The distribution networks are more and more heavily loaded due to economic growth, industrial development and housing. The operation of these networks under these conditions generates voltage instabilities and excessive power losses. The present work consisted in the optimal integration of multi-GED (Decentralized Energy Generators) (Photovoltaic (PV), Fuel Cell (FC or PAC) and Wind Generator (WG)) and FACTS (SVC) in a Medium Voltage distribution’s departure of the Beninese Electrical Energy Company (SBEE), with a view to improve its technical performances. The diagnostic study of the Ouidah 122-nodes test network, before optimization, revealed that the active and reactive losses are 457.34588 kW and 625.41503 kVAr respectively. This network has high voltage instability with a minimum voltage of 0.80455 p.u. and a minimum VSI of 0.41897 p.u.
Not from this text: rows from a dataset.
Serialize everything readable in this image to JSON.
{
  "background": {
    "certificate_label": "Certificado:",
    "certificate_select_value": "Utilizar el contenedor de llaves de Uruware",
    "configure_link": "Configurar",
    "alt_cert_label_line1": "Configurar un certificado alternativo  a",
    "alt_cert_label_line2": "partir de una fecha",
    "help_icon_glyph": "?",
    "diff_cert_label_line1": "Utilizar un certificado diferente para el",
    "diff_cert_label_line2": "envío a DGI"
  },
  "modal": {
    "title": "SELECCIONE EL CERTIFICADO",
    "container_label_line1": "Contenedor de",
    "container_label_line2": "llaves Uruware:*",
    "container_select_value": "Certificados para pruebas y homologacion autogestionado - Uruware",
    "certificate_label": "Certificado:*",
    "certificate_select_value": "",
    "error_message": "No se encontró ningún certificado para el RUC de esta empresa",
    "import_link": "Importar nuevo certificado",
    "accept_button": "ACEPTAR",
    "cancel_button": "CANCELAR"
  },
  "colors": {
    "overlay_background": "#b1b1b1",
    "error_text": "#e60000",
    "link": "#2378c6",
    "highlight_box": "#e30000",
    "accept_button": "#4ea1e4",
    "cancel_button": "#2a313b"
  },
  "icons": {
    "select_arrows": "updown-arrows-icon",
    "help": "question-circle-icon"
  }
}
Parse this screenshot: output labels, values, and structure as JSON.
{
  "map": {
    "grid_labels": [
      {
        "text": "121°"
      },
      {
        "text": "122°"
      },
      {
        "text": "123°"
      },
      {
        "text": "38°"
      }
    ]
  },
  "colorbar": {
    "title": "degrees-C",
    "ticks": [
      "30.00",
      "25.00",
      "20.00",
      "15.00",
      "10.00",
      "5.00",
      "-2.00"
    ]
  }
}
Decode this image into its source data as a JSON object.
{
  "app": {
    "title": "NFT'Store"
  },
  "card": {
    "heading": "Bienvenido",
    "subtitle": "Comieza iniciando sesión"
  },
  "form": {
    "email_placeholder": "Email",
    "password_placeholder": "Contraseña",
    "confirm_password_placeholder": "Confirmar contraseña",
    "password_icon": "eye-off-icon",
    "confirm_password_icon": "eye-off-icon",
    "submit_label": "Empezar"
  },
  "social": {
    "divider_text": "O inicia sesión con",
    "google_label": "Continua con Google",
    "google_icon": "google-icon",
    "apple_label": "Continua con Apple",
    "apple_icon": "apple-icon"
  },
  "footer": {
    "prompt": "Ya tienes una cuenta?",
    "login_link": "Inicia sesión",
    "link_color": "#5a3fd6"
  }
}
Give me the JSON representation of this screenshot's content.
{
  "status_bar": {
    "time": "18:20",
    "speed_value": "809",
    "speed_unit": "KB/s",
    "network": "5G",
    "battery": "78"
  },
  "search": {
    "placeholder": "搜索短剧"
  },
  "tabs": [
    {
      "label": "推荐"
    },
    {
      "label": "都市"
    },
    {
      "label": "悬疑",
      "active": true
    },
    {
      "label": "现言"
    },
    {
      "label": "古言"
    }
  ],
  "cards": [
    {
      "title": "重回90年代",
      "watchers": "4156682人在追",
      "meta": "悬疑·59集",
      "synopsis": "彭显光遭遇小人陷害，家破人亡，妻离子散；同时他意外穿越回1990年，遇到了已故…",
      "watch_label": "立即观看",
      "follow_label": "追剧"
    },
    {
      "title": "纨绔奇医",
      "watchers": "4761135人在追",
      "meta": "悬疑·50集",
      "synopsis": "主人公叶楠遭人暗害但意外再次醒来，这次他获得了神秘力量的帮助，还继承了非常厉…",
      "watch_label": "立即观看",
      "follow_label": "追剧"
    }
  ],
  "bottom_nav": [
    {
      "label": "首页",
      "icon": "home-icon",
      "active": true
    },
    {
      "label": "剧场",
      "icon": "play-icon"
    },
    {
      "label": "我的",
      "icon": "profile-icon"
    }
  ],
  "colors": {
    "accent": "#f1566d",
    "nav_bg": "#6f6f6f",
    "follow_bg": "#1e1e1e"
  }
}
The optimization of the size and positioning of GED and FACTS was based on the Non-dominated Sorting Genetic Algoritm II (NSGA II). After optimization with the NSGA II, a comparative study of the different combinations between the three GEDs and the SVC, made it possible to choose that of the placement of a 121 kW Wind Generator at node 75, a PV of 131 kW at node 51, a system of Fuel Cell (FC, PAC in french) of 700 kW at node 34, and an SVC of 2.126 MVAr at node 94 of the network. This positioning enabled a reduction of 65.11% in active losses and 65.12% in reactive losses. The voltage profile and the voltage stability are clearly improved, with a minimum voltage of 0.96993 p.u. and a minimum VSI of 0.88505 p.u. The initial investment for this project is seven hundred and seven million three hundred and fifty-two thousand three hundred and fifty-eight point seven CFA francs (707,352,358.7 CFA francs). The technical and economic evaluation shows that the payback period is approximately 4 years 6 months and 14 days. The relevant results obtained show that the method used is efficient and effective, and can be applied to other MV departures of the SBEE.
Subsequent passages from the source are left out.